Supreme Court Upholds Ruling That Houston Bail System Discriminates Against Poor

Justice Clarence Thomas refuses to halt a federal ruling allowing for the release of more than 100 Harris County inmates held on low-levels offenses.

By Jill AmentJune 8, 2017 12:30 pm

For more than a year, Harris County has been caught in a legal drama over how it jails inmates who cannot afford to pay bail.

The U.S. Supreme Court dealt the most recent blow to Harris County’s controversial bail system on Wednesday, refusing to halt a federal appeals court ruling from earlier this week.

The federal ruling greenlighted the release of misdemeanor inmates held in the Harris County Jail who couldn’t afford to post cash bonds. Sheriff Ed Gonzalez prepared for the release of as many as 177 people starting Wednesday morning.

The case began when single mother Maranda O’Donnell was arrested and held for two days on $2,500 bail for driving without a valid license. Civil rights groups Texas Fair Defense Project and Civil Rights Corps, as well as Houston law firm Susman Godfrey, filed the lawsuit last year on behalf of ODonnell.

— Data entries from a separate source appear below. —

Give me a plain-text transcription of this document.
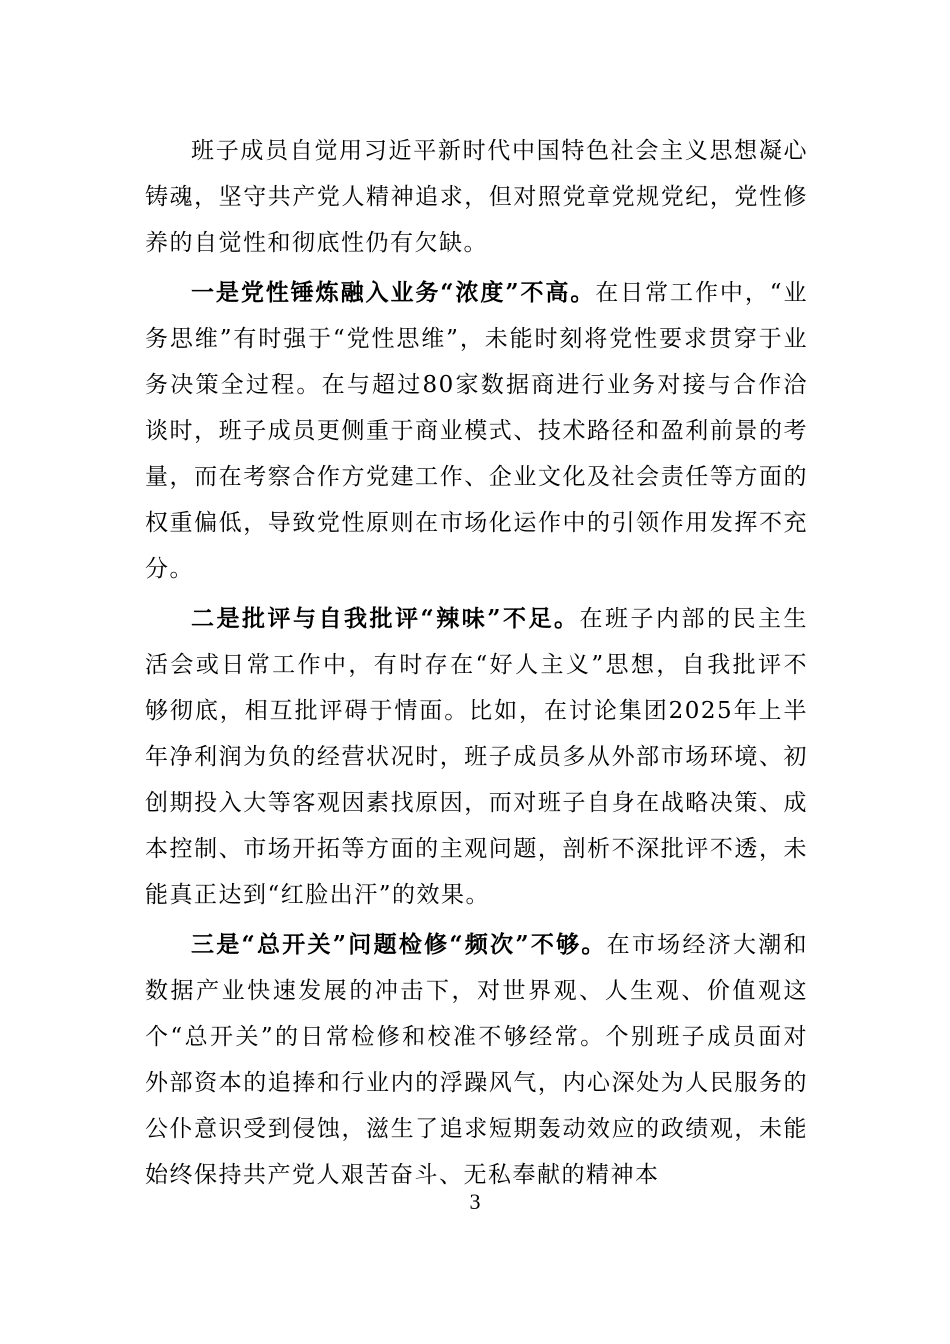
班子成员自觉用习近平新时代中国特色社会主义思想凝心铸魂，坚守共产党人精神追求，但对照党章党规党纪，党性修养的自觉性和彻底性仍有欠缺。

一是党性锤炼融入业务“浓度”不高。在日常工作中，“业务思维”有时强于“党性思维”，未能时刻将党性要求贯穿于业务决策全过程。在与超过80家数据商进行业务对接与合作洽谈时，班子成员更侧重于商业模式、技术路径和盈利前景的考量，而在考察合作方党建工作、企业文化及社会责任等方面的权重偏低，导致党性原则在市场化运作中的引领作用发挥不充分。

二是批评与自我批评“辣味”不足。在班子内部的民主生活会或日常工作中，有时存在“好人主义”思想，自我批评不够彻底，相互批评碍于情面。比如，在讨论集团2025年上半年净利润为负的经营状况时，班子成员多从外部市场环境、初创期投入大等客观因素找原因，而对班子自身在战略决策、成本控制、市场开拓等方面的主观问题，剖析不深批评不透，未能真正达到“红脸出汗”的效果。

三是“总开关”问题检修“频次”不够。在市场经济大潮和数据产业快速发展的冲击下，对世界观、人生观、价值观这个“总开关”的日常检修和校准不够经常。个别班子成员面对外部资本的追捧和行业内的浮躁风气，内心深处为人民服务的公仆意识受到侵蚀，滋生了追求短期轰动效应的政绩观，未能始终保持共产党人艰苦奋斗、无私奉献的精神本

3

Houston Chronicle reporter Gabrielle Banks says civil rights groups were looking for a big county like Harris to establish a case against unfair jailing of poorer citizens for low-level offenses.

“The concept is that pre-trial, you’re not guilty,” Banks says. “There are people who have the money or borrow the money and they walk out the door. They go on with their lives. They retain their jobs. They continue to make payments on their cars, their child support. Then, there are people who don’t have the money or the resources. It really does affect the rest of their lives to spend two, three or four days a month in the jail because they can’t get out.”

Harris County still has the option to ask another justice or the full Supreme Court to reconsider Justice Clarence Thomas’ ruling.

“This was kind of the equivalent of a death penalty stay,” Banks says of the Supreme Court’s recent refusal. “[Harris County] asked for a stay of the order and [Justice Thomas] just batted it down. They can go right back to another justice with this or they can go to the whole panel of justices and try again. It’s unlikely that they will, but they could.”